Speaking of urge, Nissan’s 3.5-liter V-6 provides plenty, as it’s been fortified with an additional 35 hp, bringing the total to 290 hp. (Despite the extra power, fuel economy improves slightly, to 19 mpg city/26 mpg highway.) Nissan is unique among automakers in its dedication to continuously variable transmissions, which have replaced conventional automatics in most Nissan models. The payoff is evident in the Maxima’s standard Xtronic, which is the most sophisticated CVT we’ve ever driven. Our test car came with shift paddles (part of the sport package), which may seem absurd with a CVT, but they actually worked great, so convincingly does this transmission imitate a geared automatic and so well-thought-out is its programming. Unlike some paddleshifted gearboxes, the console shift lever doesn’t have to be moved to the side (activating the Sport mode) before the paddles can be used. But if it is, the transmission will hold a paddle-actuated “downshift” indefinitely. If the lever is in D, the transmission will upshift and return to automatic operation a few moments after the driver paddles down to a lower ratio. Very smart. The only time this transmission acts like a CVT is when you floor the accelerator and hold it, which sends the revs to the top of the tach and keeps them there.

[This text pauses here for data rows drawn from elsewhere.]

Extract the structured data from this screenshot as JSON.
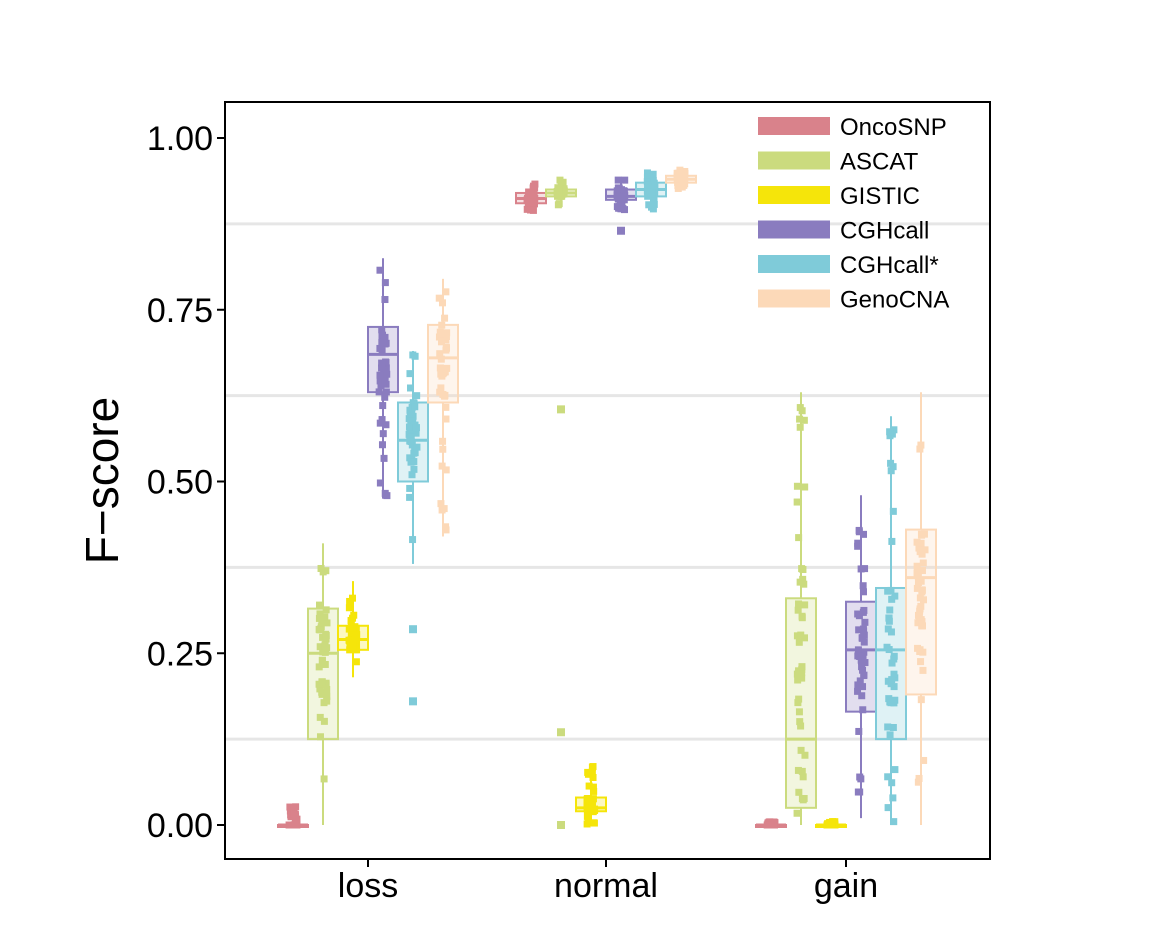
{
  "chart_data": {
    "type": "box",
    "ylabel": "F−score",
    "xlabel": "",
    "ylim": [
      -0.05,
      1.05
    ],
    "yticks": [
      "0.00",
      "0.25",
      "0.50",
      "0.75",
      "1.00"
    ],
    "grid": "horizontal minor lines",
    "legend_position": "top-right",
    "categories": [
      "loss",
      "normal",
      "gain"
    ],
    "series": [
      {
        "name": "OncoSNP",
        "color": "#d9828b",
        "boxes": [
          {
            "q1": 0.0,
            "median": 0.0,
            "q3": 0.0,
            "whisker_low": 0.0,
            "whisker_high": 0.02,
            "points_low": 0.0,
            "points_high": 0.03,
            "outliers": []
          },
          {
            "q1": 0.905,
            "median": 0.912,
            "q3": 0.92,
            "whisker_low": 0.89,
            "whisker_high": 0.935,
            "points_low": 0.89,
            "points_high": 0.935,
            "outliers": []
          },
          {
            "q1": 0.0,
            "median": 0.0,
            "q3": 0.0,
            "whisker_low": 0.0,
            "whisker_high": 0.0,
            "points_low": 0.0,
            "points_high": 0.005,
            "outliers": []
          }
        ]
      },
      {
        "name": "ASCAT",
        "color": "#cbdb7e",
        "boxes": [
          {
            "q1": 0.125,
            "median": 0.25,
            "q3": 0.315,
            "whisker_low": 0.0,
            "whisker_high": 0.41,
            "points_low": 0.0,
            "points_high": 0.41,
            "outliers": []
          },
          {
            "q1": 0.915,
            "median": 0.92,
            "q3": 0.925,
            "whisker_low": 0.9,
            "whisker_high": 0.935,
            "points_low": 0.9,
            "points_high": 0.94,
            "outliers": [
              0.605,
              0.135,
              0.0
            ]
          },
          {
            "q1": 0.025,
            "median": 0.125,
            "q3": 0.33,
            "whisker_low": 0.0,
            "whisker_high": 0.63,
            "points_low": 0.0,
            "points_high": 0.63,
            "outliers": []
          }
        ]
      },
      {
        "name": "GISTIC",
        "color": "#f5e50a",
        "boxes": [
          {
            "q1": 0.255,
            "median": 0.27,
            "q3": 0.29,
            "whisker_low": 0.215,
            "whisker_high": 0.355,
            "points_low": 0.215,
            "points_high": 0.355,
            "outliers": []
          },
          {
            "q1": 0.02,
            "median": 0.025,
            "q3": 0.04,
            "whisker_low": 0.0,
            "whisker_high": 0.085,
            "points_low": 0.0,
            "points_high": 0.09,
            "outliers": []
          },
          {
            "q1": 0.0,
            "median": 0.0,
            "q3": 0.0,
            "whisker_low": 0.0,
            "whisker_high": 0.0,
            "points_low": 0.0,
            "points_high": 0.005,
            "outliers": []
          }
        ]
      },
      {
        "name": "CGHcall",
        "color": "#8a7cbf",
        "boxes": [
          {
            "q1": 0.63,
            "median": 0.685,
            "q3": 0.725,
            "whisker_low": 0.475,
            "whisker_high": 0.825,
            "points_low": 0.475,
            "points_high": 0.825,
            "outliers": []
          },
          {
            "q1": 0.91,
            "median": 0.915,
            "q3": 0.925,
            "whisker_low": 0.895,
            "whisker_high": 0.94,
            "points_low": 0.895,
            "points_high": 0.94,
            "outliers": [
              0.865
            ]
          },
          {
            "q1": 0.165,
            "median": 0.255,
            "q3": 0.325,
            "whisker_low": 0.01,
            "whisker_high": 0.48,
            "points_low": 0.01,
            "points_high": 0.48,
            "outliers": []
          }
        ]
      },
      {
        "name": "CGHcall*",
        "color": "#7fcbd9",
        "boxes": [
          {
            "q1": 0.5,
            "median": 0.56,
            "q3": 0.615,
            "whisker_low": 0.38,
            "whisker_high": 0.69,
            "points_low": 0.38,
            "points_high": 0.69,
            "outliers": [
              0.285,
              0.18
            ]
          },
          {
            "q1": 0.915,
            "median": 0.925,
            "q3": 0.935,
            "whisker_low": 0.895,
            "whisker_high": 0.95,
            "points_low": 0.895,
            "points_high": 0.95,
            "outliers": []
          },
          {
            "q1": 0.125,
            "median": 0.255,
            "q3": 0.345,
            "whisker_low": 0.0,
            "whisker_high": 0.595,
            "points_low": 0.0,
            "points_high": 0.595,
            "outliers": []
          }
        ]
      },
      {
        "name": "GenoCNA",
        "color": "#fcd9b8",
        "boxes": [
          {
            "q1": 0.615,
            "median": 0.68,
            "q3": 0.728,
            "whisker_low": 0.42,
            "whisker_high": 0.795,
            "points_low": 0.42,
            "points_high": 0.795,
            "outliers": []
          },
          {
            "q1": 0.935,
            "median": 0.94,
            "q3": 0.945,
            "whisker_low": 0.925,
            "whisker_high": 0.955,
            "points_low": 0.925,
            "points_high": 0.955,
            "outliers": []
          },
          {
            "q1": 0.19,
            "median": 0.36,
            "q3": 0.43,
            "whisker_low": 0.0,
            "whisker_high": 0.63,
            "points_low": 0.0,
            "points_high": 0.63,
            "outliers": []
          }
        ]
      }
    ]
  }
}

For all the CVT’s cleverness, however, we couldn’t help wishing for the option of a manual gearbox, a choice that went away in recent years and which, in our eyes, was one of the hallmarks of the 4DSC, back in the day. Despite a shapely new exterior and an improved cabin, the Maxima hasn’t really returned to its golden youth, when it stood head and shoulders above other mid-size offerings. The Maxima is a bigger, more powerful car today, and that has brought the limitations of its front-wheel drive into sharper relief. At the same time, a whole field of competitors (including Nissan‘s own Altima) has grown up around the Maxima. The one-time obvious choice for those seeking a quick, comfortable, well-appointed sedan is once again a good choice, but it’s just one good choice among many.